Un projet audacieux et controversé agite le monde de l’art et du patrimoine en France. En décembre dernier, le président Emmanuel Macron a annoncé son intention de faire réaliser par concours six nouveaux vitraux contemporains pour orner les fenêtres de la cathédrale Notre-Dame de Paris, en cours de restauration suite au terrible incendie de 2019. L’idée ? Marquer de l’empreinte du 21e siècle ce monument emblématique qui traverse les âges. Mais cette proposition fait grincer bien des dents, notamment parmi les défenseurs du travail de l’architecte Viollet-le-Duc et les puristes du patrimoine historique.
Une levée de boucliers immédiate
Dès l’annonce présidentielle, une pétition en ligne initiée par le site La Tribune de l’art a recueilli en un temps record plus de 141 000 signatures. Son argument principal ? Les vitraux actuels, qui n’ont pas été endommagés lors de l’incendie, sont classés monument historique au même titre que la cathédrale elle-même. Les remplacer reviendrait donc selon les pétitionnaires à un “manque d’égard pour le code du patrimoine”.
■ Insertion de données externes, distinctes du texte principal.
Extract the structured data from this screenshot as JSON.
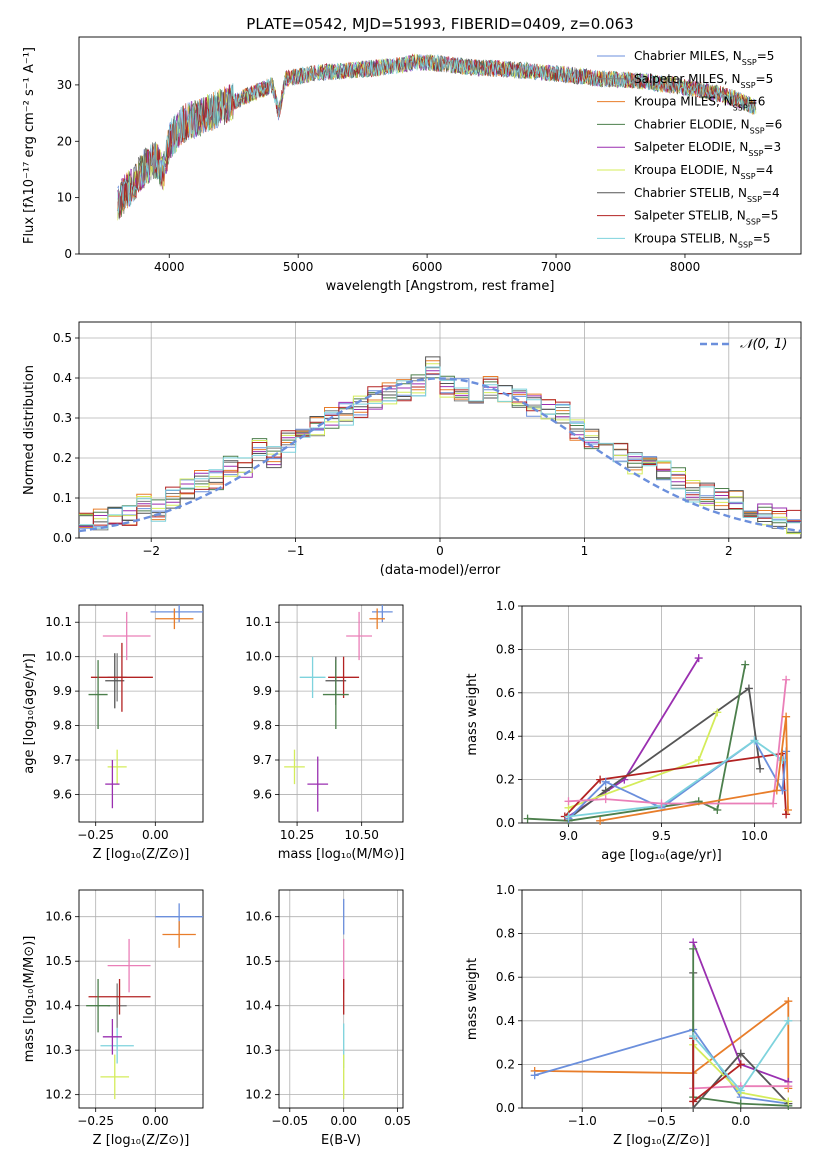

Les vitraux n’avaient pas été touchés par l’incendie et sont classés monument historique au même titre que le monument.
– Didier Rykner, initiateur de la pétition
Pour étayer leur position, les membres de la Commission nationale du patrimoine et de l’architecture (CNPA) se sont appuyés sur des rapports de l’inspection générale des monuments historiques et de l’historien de l’art Alexandre Gady. Ces documents se basent notamment sur la Charte de Venise qui édicte les principes en matière de conservation et de restauration des monuments. Celle-ci recommande de ne pas détruire des éléments classés monument historique pour les remplacer par des créations contemporaines.
Un soutien du gouvernement qui s’effrite
Si le ministère de la Culture, par la voix de Rachida Dati, avait dans un premier temps sélectionné cinq artistes pour ce projet de nouveaux vitraux, le récent vote défavorable (bien que consultatif) de la CNPA pourrait changer la donne. Mgr Laurent Ulrich, archevêque de Paris et initialement favorable au projet, semble également prendre ses distances.
Le prototype des vitraux contemporains devait être dévoilé pour la réouverture très symbolique de Notre-Dame prévue le 8 décembre 2024. Mais entre le veto patrimonial et l’instabilité politique qui se profile avec un probable remaniement gouvernemental, l’horizon s’assombrit pour les vitraux du 21e siècle. Le chantier titanesque de Notre-Dame n’a sans doute pas besoin de cette polémique supplémentaire.
Notre-Dame, éternelle et intouchable ?
Au-delà de ce projet précis, cette controverse pose la question de notre rapport au patrimoine et à sa conservation. Faut-il figer nos monuments historiques dans leur état supposé d’origine ou peut-on envisager qu’ils évoluent, parfois audacieusement, avec notre époque ? Chaque génération a apporté sa pierre à l’édifice de Notre-Dame, de sa construction médiévale aux ajouts du 19e siècle. Les créations d’artistes contemporains reconnus ont-elles leur place dans cette cathédrale éternelle et universelle ? Le débat est ouvert et promet d’être passionné.